April is a good time to bring Jesus back to life. I actually didn’t plan my composition of Resurrexit for the Pittsburgh Symphony to overlap with Easter, but it certainly seemed well-timed when I arrived at the Ascension just a few days before the holiday. April also brings a very special Mercury Soul at a new venue, featuring Thievery Corporation’s Rob Garza, and the final KC Jukebox at the Kennedy Center this season. Here’s an overview on the various music-making that’s growing like weeds this spring:
Resurrexit: September 2018 premiere at Pittsburgh Symphony
Maestro Manfred Honeck has created a unique ‘spiritualism in music’ series at the Pittsburgh Symphony, thoughtfully enhancing works such as Mozart’s Requiem with ingenious theatrical elements that draw from the dramatic power of the church. When he asked for a 10-minute piece touching on this topic, at first I was stumped at the challenge of composing a ‘spiritual opener.’ Works of this length tend to open concerts with energy and excitement, qualities not often associated with religious endeavors.
But then I considered the Resurrection and the musical opportunities it offers. I was intrigued by a three-part structure that begins in a dark Middle Eastern cave; flickers magically to life as Christ re-animates; and explodes into ecstasy at the Ascension. Narrative forms are primarily about pushing me to write music I’d never considered, and I’ve certainly never approached a drone-y, exotic, and dark musical space suggested by Jesus’ entombment. For this section, I’m forcing myself to stay simple and unbusy, restraining from the impulse to throw notes at the page and instead focus on creating three highly distinctive orchestral textures: a morphing drone; a chromatic and bending double-reed solo; and eerie orchestral scamperings between the phrases.
The moment of re-animation is signaled by the entrance of an instrument never before heard in a concert hall, the Semantron. It’s a long plank of wood suspended from two beams, hit with giant mallets to create the most euphoric kind of banging. I encountered this instrument when researching Eastern chants of the Byzantine era. At the start of one of them, a magnificent accelerating banging erupts from a highly resonant cathedral. The slow acceleration to a white-hot speed so perfectly suggests a spirit flickering to life. This instrument appears between quotes from one of the most beautiful Eastern chants, Victimae Paschali.
And the Ascension? That’s where I am right now, so you’ll have to tune in closer to the premiere in September.
Merucry Soul featuring Rob Garza: April 27 (Great Northern, SF)
I met Rob Garza while curating a Kennedy Center show featuring the renown Thievery Corporation. He’s a soulful musician who, along with his musical partner Eric Hilton, has ingeniously integrated Brazilian rhythms into electronic music.

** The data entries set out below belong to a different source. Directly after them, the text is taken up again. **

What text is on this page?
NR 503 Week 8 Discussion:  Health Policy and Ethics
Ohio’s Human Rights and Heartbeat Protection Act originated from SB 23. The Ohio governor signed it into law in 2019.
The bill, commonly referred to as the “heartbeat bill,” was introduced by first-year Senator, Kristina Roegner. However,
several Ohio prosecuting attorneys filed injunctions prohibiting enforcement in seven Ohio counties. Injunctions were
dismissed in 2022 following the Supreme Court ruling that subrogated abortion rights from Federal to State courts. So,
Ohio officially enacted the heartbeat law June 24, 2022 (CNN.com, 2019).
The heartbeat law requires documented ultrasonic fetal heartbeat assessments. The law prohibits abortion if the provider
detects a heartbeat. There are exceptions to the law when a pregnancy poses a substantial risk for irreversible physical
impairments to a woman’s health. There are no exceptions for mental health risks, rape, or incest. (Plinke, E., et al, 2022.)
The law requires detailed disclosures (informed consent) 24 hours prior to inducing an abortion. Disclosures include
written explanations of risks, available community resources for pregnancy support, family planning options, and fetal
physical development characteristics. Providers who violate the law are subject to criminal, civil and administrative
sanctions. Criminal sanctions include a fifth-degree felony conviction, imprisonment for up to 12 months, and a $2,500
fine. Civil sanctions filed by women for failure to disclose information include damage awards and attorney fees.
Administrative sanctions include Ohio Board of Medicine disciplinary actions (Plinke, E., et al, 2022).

Lucky for us in San Francisco, Rob lives here and knows everyone in the SF club scene – and he jumped at the chance to perform some of his new solo work on Mercury Soul. We’re pairing these tracks with a string orchestra and some other classical instruments, and all this is happening at a new venue for us : the Great Northern. Mercury Soul does very well at DNA Lounge, where we will continue to perform, but we wanted to try a venue that Rob has a strong connection to.

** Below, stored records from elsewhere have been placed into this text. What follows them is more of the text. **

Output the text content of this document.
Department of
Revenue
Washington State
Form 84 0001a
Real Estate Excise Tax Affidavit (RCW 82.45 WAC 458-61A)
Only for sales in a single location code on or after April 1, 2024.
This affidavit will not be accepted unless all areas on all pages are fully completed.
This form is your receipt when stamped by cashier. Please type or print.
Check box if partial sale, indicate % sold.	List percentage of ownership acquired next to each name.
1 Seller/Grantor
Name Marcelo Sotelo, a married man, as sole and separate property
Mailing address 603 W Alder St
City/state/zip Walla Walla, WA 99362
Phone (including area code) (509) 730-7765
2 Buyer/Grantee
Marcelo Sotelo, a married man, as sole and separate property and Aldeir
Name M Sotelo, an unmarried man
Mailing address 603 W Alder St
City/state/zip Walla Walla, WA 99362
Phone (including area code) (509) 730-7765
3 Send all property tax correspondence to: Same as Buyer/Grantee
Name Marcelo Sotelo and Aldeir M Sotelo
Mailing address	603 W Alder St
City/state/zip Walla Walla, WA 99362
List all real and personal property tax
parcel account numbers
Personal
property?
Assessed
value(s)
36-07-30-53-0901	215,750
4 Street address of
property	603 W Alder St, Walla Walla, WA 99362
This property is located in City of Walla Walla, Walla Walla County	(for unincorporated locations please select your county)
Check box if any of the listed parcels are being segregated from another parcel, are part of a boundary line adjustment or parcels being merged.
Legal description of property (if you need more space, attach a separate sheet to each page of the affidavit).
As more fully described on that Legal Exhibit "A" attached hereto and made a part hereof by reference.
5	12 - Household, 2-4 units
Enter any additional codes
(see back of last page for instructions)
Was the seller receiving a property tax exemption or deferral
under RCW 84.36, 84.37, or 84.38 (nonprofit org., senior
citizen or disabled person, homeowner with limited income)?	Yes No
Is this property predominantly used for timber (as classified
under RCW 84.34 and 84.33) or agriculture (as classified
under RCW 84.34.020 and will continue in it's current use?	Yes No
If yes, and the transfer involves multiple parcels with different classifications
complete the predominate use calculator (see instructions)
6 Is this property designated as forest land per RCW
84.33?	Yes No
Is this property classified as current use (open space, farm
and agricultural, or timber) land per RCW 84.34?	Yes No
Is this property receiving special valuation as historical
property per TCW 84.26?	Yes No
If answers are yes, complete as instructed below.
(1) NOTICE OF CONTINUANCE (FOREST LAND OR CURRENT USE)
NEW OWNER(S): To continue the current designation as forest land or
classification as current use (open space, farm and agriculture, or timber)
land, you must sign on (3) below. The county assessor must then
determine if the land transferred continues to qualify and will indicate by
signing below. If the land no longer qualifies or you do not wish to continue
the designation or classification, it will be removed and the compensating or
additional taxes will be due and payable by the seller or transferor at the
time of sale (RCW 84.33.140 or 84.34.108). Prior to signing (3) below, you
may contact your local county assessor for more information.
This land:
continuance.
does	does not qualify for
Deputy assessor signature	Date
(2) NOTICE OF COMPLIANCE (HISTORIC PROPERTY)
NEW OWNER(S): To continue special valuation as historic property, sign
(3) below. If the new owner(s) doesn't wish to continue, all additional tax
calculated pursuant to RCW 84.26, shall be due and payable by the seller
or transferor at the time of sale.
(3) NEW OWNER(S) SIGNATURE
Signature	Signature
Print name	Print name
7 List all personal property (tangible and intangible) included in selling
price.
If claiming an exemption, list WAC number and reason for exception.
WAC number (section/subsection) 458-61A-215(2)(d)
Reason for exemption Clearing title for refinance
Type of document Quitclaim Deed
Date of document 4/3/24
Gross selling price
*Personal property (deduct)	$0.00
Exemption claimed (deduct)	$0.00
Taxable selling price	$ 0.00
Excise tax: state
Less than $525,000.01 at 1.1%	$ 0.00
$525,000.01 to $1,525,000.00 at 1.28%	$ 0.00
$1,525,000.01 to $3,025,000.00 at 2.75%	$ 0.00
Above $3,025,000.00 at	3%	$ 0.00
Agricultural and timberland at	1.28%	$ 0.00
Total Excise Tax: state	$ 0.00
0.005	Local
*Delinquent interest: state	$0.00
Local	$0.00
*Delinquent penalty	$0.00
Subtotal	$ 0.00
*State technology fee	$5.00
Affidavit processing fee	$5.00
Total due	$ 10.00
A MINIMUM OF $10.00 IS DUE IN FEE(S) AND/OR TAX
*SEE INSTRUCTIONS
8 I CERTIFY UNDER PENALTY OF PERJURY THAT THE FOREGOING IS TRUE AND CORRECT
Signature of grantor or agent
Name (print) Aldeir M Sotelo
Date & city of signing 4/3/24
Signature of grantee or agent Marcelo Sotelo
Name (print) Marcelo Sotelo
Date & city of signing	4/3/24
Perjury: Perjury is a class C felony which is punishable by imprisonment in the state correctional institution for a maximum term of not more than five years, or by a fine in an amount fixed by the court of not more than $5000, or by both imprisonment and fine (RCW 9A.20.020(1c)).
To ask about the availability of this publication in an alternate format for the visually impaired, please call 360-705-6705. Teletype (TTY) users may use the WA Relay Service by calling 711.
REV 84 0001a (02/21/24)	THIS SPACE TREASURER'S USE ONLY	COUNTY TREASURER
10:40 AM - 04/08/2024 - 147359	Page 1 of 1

To complement Rob’s new work, we are presenting a program of Latin American composers, everything from Astor Piazolla’s Bandoneon Concerto to the kinetic Dancón by Arturo Márquez. DJ Justin Reed and myself will be dropping a huge variety of Latin-informed beats, so it’ll be a very uplifting and exciting show.
JFK Jukebox: April 25 (Kennedy Center, DC)
Everyone at the Kennedy Center is looking for ways to celebrate the John F Kennedy in this centennial year of his birth. There are so many cool entry points into his legacy, from the space program to his internationalist vision. For the season’s final KC Jukebox, my new-music series that experiments with new formats, we’re offering a program of music informed by JFK’s civil rights legacy.
Carlos Simòn has a touching tribute to victims of police violence, while Ted Hearne and spoken-word poet Saul Williams offer a strikingly original work with the Mivos String Quartet. The recently rediscovered composer Julius Eastman’s Joan d’Arc for cello ensemble will be a DC first, and David T Little’s provocative Electric Proletariet is performed by his band Newspeak. Our groovy post-party will be graced by the amazing DJ Moose, so definitely come ring in the end-of-season at KC Jukebox.